Entre faire du Melville ou faire du Truffaut, il n’est pas étonnant que le réalisateur des 400 coups ait opté pour la seconde solution. Antoine Doinel ne sera donc pas Alain Delon, mais bien le contraire : un apprenti détective maladroit comme Buster Keaton, et français, c’est-à-dire aussi toujours un peu amoureux, ce qui, est-il rappelé dans une interview avec le réalisateur, devrait être amusant. De toutes les façons, la Cinémathèque est fermée pour cause de limogeage de son directeur, nous sommes presque en mai de l’an 1968.
Voici Antoine, fraîchement embauché par l’agence Blady, de sortie pour sa première filature. Il se lance sur les pas d’une jeune femme, slalome d’un côté à l’autre du trottoir en se couvrant parfois le visage d’une journal, ce planquant derrière un arbre, ce qui ne manque pas, bien entendu, d’effrayer sa cible, qui fait appel à un agent de police en faction pour se débarrasser de l’encombrant jeune homme.

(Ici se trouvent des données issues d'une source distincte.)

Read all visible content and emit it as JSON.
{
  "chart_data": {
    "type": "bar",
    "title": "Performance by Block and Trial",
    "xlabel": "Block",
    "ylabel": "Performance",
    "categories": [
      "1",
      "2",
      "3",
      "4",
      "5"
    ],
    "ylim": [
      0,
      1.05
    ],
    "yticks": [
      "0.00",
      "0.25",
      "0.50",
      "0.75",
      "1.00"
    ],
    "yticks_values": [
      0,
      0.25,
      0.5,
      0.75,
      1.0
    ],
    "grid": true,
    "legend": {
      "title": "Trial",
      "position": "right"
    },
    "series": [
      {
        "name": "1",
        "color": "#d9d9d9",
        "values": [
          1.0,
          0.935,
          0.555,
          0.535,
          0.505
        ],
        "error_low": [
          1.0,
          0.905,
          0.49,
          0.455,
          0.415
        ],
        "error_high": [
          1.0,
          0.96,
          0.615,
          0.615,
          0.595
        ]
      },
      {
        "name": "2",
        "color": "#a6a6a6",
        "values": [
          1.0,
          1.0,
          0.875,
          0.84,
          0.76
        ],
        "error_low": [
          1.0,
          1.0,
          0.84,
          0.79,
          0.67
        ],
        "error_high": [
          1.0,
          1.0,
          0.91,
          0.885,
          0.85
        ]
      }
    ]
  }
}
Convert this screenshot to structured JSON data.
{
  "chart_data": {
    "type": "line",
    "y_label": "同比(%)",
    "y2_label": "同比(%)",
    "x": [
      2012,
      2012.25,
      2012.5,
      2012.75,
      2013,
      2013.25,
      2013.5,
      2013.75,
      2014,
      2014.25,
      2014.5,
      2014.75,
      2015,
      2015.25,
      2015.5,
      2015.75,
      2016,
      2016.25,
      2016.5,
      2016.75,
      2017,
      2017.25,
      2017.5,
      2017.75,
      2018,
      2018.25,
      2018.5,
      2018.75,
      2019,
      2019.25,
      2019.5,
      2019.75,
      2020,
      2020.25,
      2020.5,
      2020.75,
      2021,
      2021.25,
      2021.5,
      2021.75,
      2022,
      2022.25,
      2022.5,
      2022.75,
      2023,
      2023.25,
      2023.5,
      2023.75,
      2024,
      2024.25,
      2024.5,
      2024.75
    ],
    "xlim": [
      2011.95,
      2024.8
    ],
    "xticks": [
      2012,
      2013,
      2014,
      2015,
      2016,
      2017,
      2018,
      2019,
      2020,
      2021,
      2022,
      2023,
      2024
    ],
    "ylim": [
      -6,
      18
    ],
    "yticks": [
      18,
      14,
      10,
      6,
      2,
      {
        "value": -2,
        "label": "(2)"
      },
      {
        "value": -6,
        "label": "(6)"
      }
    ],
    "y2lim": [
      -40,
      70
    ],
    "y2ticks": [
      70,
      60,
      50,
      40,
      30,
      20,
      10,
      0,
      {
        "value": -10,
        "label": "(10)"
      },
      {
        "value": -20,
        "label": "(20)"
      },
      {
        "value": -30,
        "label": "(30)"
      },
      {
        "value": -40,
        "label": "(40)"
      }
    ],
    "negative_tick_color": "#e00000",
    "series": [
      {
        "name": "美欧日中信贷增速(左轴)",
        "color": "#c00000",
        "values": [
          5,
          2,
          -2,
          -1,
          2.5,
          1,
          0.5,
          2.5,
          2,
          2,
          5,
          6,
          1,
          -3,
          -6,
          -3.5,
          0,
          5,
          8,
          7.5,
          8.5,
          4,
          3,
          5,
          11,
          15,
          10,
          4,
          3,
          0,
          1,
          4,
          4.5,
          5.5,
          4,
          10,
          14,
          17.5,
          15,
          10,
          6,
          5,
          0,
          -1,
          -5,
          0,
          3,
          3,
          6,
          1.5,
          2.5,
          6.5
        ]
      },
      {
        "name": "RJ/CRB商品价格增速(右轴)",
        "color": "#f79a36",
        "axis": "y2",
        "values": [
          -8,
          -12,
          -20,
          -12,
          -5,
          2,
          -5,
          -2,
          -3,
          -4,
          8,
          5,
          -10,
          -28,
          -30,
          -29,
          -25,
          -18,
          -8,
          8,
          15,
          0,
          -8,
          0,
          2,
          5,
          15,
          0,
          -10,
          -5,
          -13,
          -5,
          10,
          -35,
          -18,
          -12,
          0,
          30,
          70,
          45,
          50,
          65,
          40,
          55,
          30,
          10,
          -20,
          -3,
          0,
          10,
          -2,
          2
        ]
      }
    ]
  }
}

C’est ensuite au tour d’un magicien dont il a assisté au spectacle la veille et dont le compagnon (une main gantée de cuir triturant l’autre qui ne l’est pas) s’inquiète de ses absences. À peine plus discret, Antoine se met à suivre le magicien, qui bientôt pénètre dans un bâtiment administratif. Resté à l’extérieur, Antoine taille une bavette avec une ancienne petite amie devenue mère de famille rencontrée par hasard, en profite pour appeler Christine, dont il est amoureux, d’une cabine téléphonique de l’autre côté de la rue, afin de s’excuser de son comportement de la veille, et s’étonne presque que son prestidigitateur ait réussi à le semer.

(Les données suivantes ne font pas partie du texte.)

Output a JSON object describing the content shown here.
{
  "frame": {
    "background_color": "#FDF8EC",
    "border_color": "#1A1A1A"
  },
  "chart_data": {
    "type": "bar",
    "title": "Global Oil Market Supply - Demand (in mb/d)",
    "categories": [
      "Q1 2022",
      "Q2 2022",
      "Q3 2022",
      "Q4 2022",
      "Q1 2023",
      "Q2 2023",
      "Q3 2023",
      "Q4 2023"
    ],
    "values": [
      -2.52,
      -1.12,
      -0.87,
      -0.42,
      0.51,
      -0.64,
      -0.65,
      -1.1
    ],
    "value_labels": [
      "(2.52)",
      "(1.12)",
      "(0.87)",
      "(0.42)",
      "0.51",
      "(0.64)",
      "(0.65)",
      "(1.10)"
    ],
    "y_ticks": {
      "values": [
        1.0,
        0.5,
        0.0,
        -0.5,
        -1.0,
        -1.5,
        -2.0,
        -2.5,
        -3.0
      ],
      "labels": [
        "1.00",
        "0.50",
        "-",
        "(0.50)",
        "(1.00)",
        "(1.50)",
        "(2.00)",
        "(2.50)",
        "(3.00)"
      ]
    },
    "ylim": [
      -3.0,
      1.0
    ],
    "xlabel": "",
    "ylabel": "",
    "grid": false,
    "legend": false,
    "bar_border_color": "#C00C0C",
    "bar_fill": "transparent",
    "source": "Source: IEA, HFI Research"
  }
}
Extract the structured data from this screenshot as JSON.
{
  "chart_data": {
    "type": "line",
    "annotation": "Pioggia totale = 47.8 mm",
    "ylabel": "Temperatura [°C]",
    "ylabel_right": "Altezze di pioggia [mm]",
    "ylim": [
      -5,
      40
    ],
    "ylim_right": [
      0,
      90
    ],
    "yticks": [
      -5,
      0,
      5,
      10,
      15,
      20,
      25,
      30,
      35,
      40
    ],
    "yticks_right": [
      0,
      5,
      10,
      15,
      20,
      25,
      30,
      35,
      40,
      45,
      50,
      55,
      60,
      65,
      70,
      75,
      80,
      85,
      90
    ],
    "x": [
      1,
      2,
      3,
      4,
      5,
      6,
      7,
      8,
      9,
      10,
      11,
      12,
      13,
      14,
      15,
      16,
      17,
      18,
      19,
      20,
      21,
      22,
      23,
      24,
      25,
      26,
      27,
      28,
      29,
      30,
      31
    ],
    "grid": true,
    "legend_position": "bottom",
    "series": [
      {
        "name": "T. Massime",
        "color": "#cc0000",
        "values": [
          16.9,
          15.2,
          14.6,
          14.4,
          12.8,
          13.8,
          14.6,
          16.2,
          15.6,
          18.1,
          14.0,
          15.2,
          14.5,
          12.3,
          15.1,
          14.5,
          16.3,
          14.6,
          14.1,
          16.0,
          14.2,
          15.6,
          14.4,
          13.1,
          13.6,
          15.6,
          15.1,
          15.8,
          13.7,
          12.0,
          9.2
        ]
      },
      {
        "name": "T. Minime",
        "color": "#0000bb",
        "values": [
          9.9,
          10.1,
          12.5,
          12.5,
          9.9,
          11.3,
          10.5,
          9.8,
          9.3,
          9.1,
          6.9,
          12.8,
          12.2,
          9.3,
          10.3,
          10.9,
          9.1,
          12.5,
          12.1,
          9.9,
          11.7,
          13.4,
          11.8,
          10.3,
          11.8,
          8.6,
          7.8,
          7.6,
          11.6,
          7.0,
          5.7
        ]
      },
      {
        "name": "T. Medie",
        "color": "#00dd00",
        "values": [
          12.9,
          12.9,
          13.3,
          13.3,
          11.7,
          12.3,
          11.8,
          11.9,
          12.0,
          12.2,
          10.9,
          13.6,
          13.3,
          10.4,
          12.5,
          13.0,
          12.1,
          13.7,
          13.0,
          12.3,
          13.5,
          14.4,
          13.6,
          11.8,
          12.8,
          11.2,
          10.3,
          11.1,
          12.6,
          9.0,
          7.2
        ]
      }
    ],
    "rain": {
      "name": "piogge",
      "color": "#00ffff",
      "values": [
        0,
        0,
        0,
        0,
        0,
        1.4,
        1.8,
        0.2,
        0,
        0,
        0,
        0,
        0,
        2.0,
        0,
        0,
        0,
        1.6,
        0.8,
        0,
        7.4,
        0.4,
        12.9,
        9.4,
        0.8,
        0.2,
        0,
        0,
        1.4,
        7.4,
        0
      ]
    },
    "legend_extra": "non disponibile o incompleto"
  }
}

Troisième filature, qui comme les deux précédentes échouent lamentablement, sauf à penser que la statue de Jeanne d’Arc, où sa cible semble prendre tous ses rendez-vous, constitue un indice sérieux pour Antoine. De guerre lasse, le patron lui propose alors un autre travail : être ‘périscope’ dans un magasin de chaussures dont le propriétaire, Monsieur Tabard, veut savoir pourquoi on ne l’aime pas. Le patron de l’agence présente Doinel à ce nouveau client. « Il est très brillant. Surtout pour les enquêtes. Parce que pour les filatures… »

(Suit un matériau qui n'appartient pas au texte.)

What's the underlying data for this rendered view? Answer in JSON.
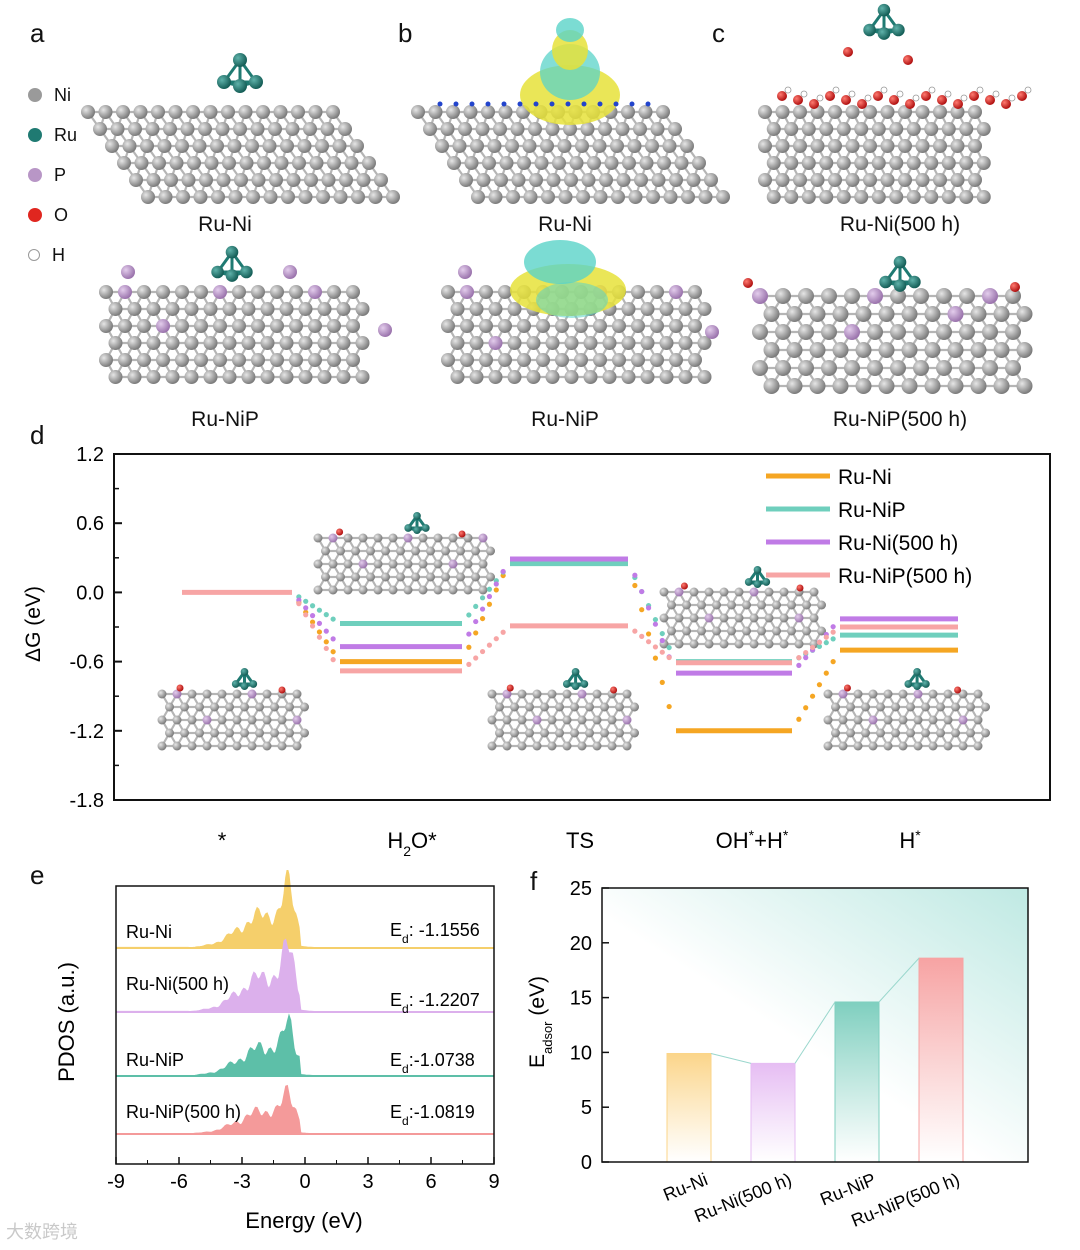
{
  "panel_letters": {
    "a": "a",
    "b": "b",
    "c": "c",
    "d": "d",
    "e": "e",
    "f": "f"
  },
  "element_legend": [
    {
      "symbol": "Ni",
      "color": "#9a9a9a"
    },
    {
      "symbol": "Ru",
      "color": "#1f7a72"
    },
    {
      "symbol": "P",
      "color": "#b896c6"
    },
    {
      "symbol": "O",
      "color": "#e0261f"
    },
    {
      "symbol": "H",
      "color": "#ffffff"
    }
  ],
  "structures": {
    "a_top": "Ru-Ni",
    "a_bottom": "Ru-NiP",
    "b_top": "Ru-Ni",
    "b_bottom": "Ru-NiP",
    "c_top": "Ru-Ni(500 h)",
    "c_bottom": "Ru-NiP(500 h)"
  },
  "watermark": "大数跨境",
  "colors": {
    "ru_ni": "#f5a623",
    "ru_nip": "#6fcfbd",
    "ru_ni_500": "#c07be6",
    "ru_nip_500": "#f7a5a5"
  },
  "chart_data": [
    {
      "type": "line",
      "panel": "d",
      "ylabel": "ΔG (eV)",
      "ylim": [
        -1.8,
        1.2
      ],
      "yticks": [
        "1.2",
        "0.6",
        "0.0",
        "-0.6",
        "-1.2",
        "-1.8"
      ],
      "ytick_values": [
        1.2,
        0.6,
        0.0,
        -0.6,
        -1.2,
        -1.8
      ],
      "categories": [
        "*",
        "H2O*",
        "TS",
        "OH*+H*",
        "H*"
      ],
      "category_labels": [
        {
          "base": "*",
          "sub": "",
          "rest": "",
          "sup": ""
        },
        {
          "base": "H",
          "sub": "2",
          "rest": "O*",
          "sup": ""
        },
        {
          "base": "TS",
          "sub": "",
          "rest": "",
          "sup": ""
        },
        {
          "base": "OH",
          "sub": "",
          "rest": "+H",
          "sup": "*",
          "sup_mid": "*"
        },
        {
          "base": "H",
          "sub": "",
          "rest": "",
          "sup": "*"
        }
      ],
      "series": [
        {
          "name": "Ru-Ni",
          "color": "#f5a623",
          "values": [
            null,
            -0.6,
            0.27,
            -1.2,
            -0.5
          ]
        },
        {
          "name": "Ru-NiP",
          "color": "#6fcfbd",
          "values": [
            null,
            -0.27,
            0.25,
            -0.6,
            -0.37
          ]
        },
        {
          "name": "Ru-Ni(500 h)",
          "color": "#c07be6",
          "values": [
            null,
            -0.47,
            0.29,
            -0.7,
            -0.23
          ]
        },
        {
          "name": "Ru-NiP(500 h)",
          "color": "#f7a5a5",
          "values": [
            0.0,
            -0.68,
            -0.29,
            -0.61,
            -0.3
          ]
        }
      ]
    },
    {
      "type": "area",
      "panel": "e",
      "ylabel": "PDOS  (a.u.)",
      "xlabel": "Energy (eV)",
      "xlim": [
        -9,
        9
      ],
      "xticks": [
        "-9",
        "-6",
        "-3",
        "0",
        "3",
        "6",
        "9"
      ],
      "xtick_values": [
        -9,
        -6,
        -3,
        0,
        3,
        6,
        9
      ],
      "series": [
        {
          "name": "Ru-Ni",
          "color": "#f5cf6b",
          "ed_label": "E",
          "ed_sub": "d",
          "ed_value": ": -1.1556"
        },
        {
          "name": "Ru-Ni(500 h)",
          "color": "#dcb0ec",
          "ed_label": "E",
          "ed_sub": "d",
          "ed_value": ": -1.2207"
        },
        {
          "name": "Ru-NiP",
          "color": "#5dbfa8",
          "ed_label": "E",
          "ed_sub": "d",
          "ed_value": ":-1.0738"
        },
        {
          "name": "Ru-NiP(500 h)",
          "color": "#f49a9a",
          "ed_label": "E",
          "ed_sub": "d",
          "ed_value": ":-1.0819"
        }
      ]
    },
    {
      "type": "bar",
      "panel": "f",
      "ylabel_base": "E",
      "ylabel_sub": "adsor",
      "ylabel_unit": " (eV)",
      "ylim": [
        0,
        25
      ],
      "yticks": [
        "0",
        "5",
        "10",
        "15",
        "20",
        "25"
      ],
      "ytick_values": [
        0,
        5,
        10,
        15,
        20,
        25
      ],
      "categories": [
        "Ru-Ni",
        "Ru-Ni(500 h)",
        "Ru-NiP",
        "Ru-NiP(500 h)"
      ],
      "values": [
        9.9,
        9.0,
        14.6,
        18.6
      ],
      "colors": [
        "#fbd58a",
        "#e6bdf3",
        "#7fcfbf",
        "#f7a3a3"
      ]
    }
  ]
}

Or l’amour, il se trouve que c’est un peu la spécialité d’Antoine, qui tombe vite sous le charme de Madame Tabard tout en s’efforçant d’oublier qu’il continue d’aimer Christine. Or Madame Tabard est également surveillée par une autre employée de la même agence. Et pendant ce temps, Christine, elle, fait l’objet d’une filature constante par un homme dont l’imperméable fait penser qu’il appartient à la profession mais qui, c’est sûr, ne travaille pas pour l’agence Blady. Dans cette charmante comédie, on apprendra que ne pas se faire voir est à peu près aussi illusoire que d’apprendre à domestiquer les miroirs. Ce qui n’est pas nécessairement une mauvaise chose.